Complex Hyperbolic space and $U(1,n)$ Consider the projective model of $HP^{n}$ it is an open subset of the projective space, as an open subset we can restrict the FS form of $\mathbb{C}P^{n}$, given by the hermitian inner product of signature $(1,n)$ in $\mathbb{C}^{n+1}$. 
What I want to prove is that this form restricted to the hyperbolic is invariant under the action of $U(1,n)$. 
I read on Epstein's Analytical and Geometric aspects of hyperbolic space that the tangent space of a point in the hyperbolic is isomorphic to the ortogonal space of that point, considering any lift. Is this because you can see the projective space as a quotient of the unit sphere? 
I was thinking to use this representation to try proving the invariance.
Or if anyone knows another path it would be more that welcome.
 A: This should just be a simple calculation in multivariable calculus. The calculation takes place entirely in the indefinite inner product space, not in the projective space.
Let me state what happens in the real hyperbolic setting as opposed to the complex hyperbolic setting. The only differences arise in calculus and linear algebra over $\mathbb{C}$ rather than over $\mathbb{R}$, but the notation is simpler over $\mathbb{R}$.

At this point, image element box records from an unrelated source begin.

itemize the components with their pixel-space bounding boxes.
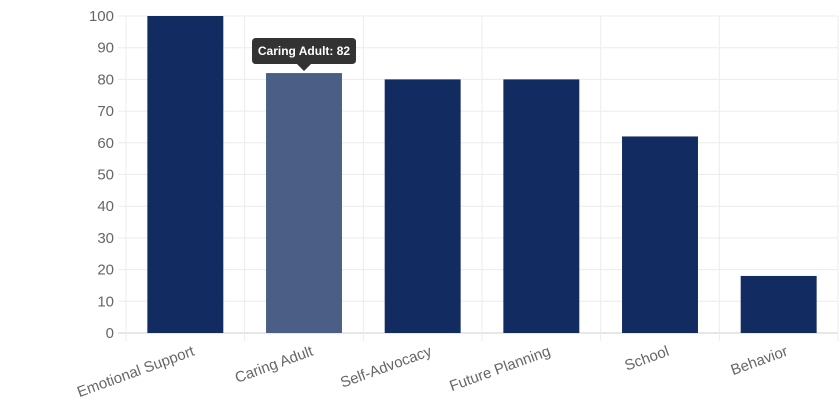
tooltip: Caring Adult: 82 [252,38,356,72]
y-tick-label: 30 [97,230,114,247]
tooltip-box [252,38,356,72]
bars [147,16,817,334]
bar[interactable] [740,275,817,333]
x-tick-label: Behavior [729,343,790,379]
y-tick-label: 100 [89,8,114,25]
y-tick-label: 80 [97,71,114,88]
x-tick-label: School [622,343,671,375]
x-tick-label: Self-Advocacy [338,343,434,392]
x-tick-label: Caring Adult [233,343,316,387]
y-tick-label: 50 [97,167,114,184]
tooltip-text: Caring Adult: 82 [258,44,351,58]
x-tick-label: Emotional Support [75,342,198,400]
y-tick-label: 70 [97,103,114,120]
x-tick-label: Future Planning [447,343,552,395]
y-tick-label: 90 [97,40,114,57]
y-tick-label: 40 [97,198,114,215]
bar[interactable] [503,79,580,334]
y-tick-label: 10 [97,293,114,310]
y-tick-label: 20 [97,262,114,279]
y-tick-label: 0 [106,325,114,342]
x-axis: Emotional Support Caring Adult Self-Advoca… [75,342,790,400]
bar[interactable] [266,73,342,333]
y-tick-label: 60 [97,135,114,152]
y-axis: 0 10 20 30 40 50 60 70 80 90 100 [89,8,114,342]
grid-layer [118,15,839,341]
bar[interactable] [622,136,698,333]
bar[interactable] [384,79,461,334]
bar[interactable] [147,16,224,333]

Consider $\mathbb{R}^{n+1}$ with coordinates $x_1,...,x_{n+1}$, and use the bilinear pairing 
$$x \cdot y = x_1 y_1 - x_2 y_2 - ... - x_{n+1} y_{n+1}
$$ 
with associated indefinite norm of signature $(1,n)$ given by 
$$|x|^2 = |x_1|^2 - |x_2|^2 - ... - |x_{n+1}|^2
$$ 
We are considering one sheet of the two-sheeted hyperboloid, namely 
$$\mathbb{RH}^n = \{x \in \mathbb{R}^{n+1} \mid |x|^2=1, \, x_1 > 0\}
$$ 
Given $p \in \mathbb{RH}^n$, the fact that the tangent space of $\mathbb{RH}^n$ at $p$ is the orthogonal subspace at $p$ should be a simple multivariable calculus problem. By definition $\mathbb{RH}^n$ is a level set of $|x|^2$ passing through $p$. And a simple calculation shows that the tangent space of that level set at $p$ is equal (up to a constant factor of $2$) to the orthogonal subspace of the vector $p$, where "orthogonality" is determined using the indefinite inner product. 
The courage to believe this comes from the fact that it's all obvious using the standard Euclidean norm on $\mathbb{R}^{n+1}$, using the unit sphere $S^n$ as a level set of the norm: at a point $p \in S^n$, a calculation shows that $p$ equals the gradient of the norm at $p$ (up to a factor of $2$); and the tangent space of $S^n$ at $p$ equals the orthogonal subspace of the gradient vector.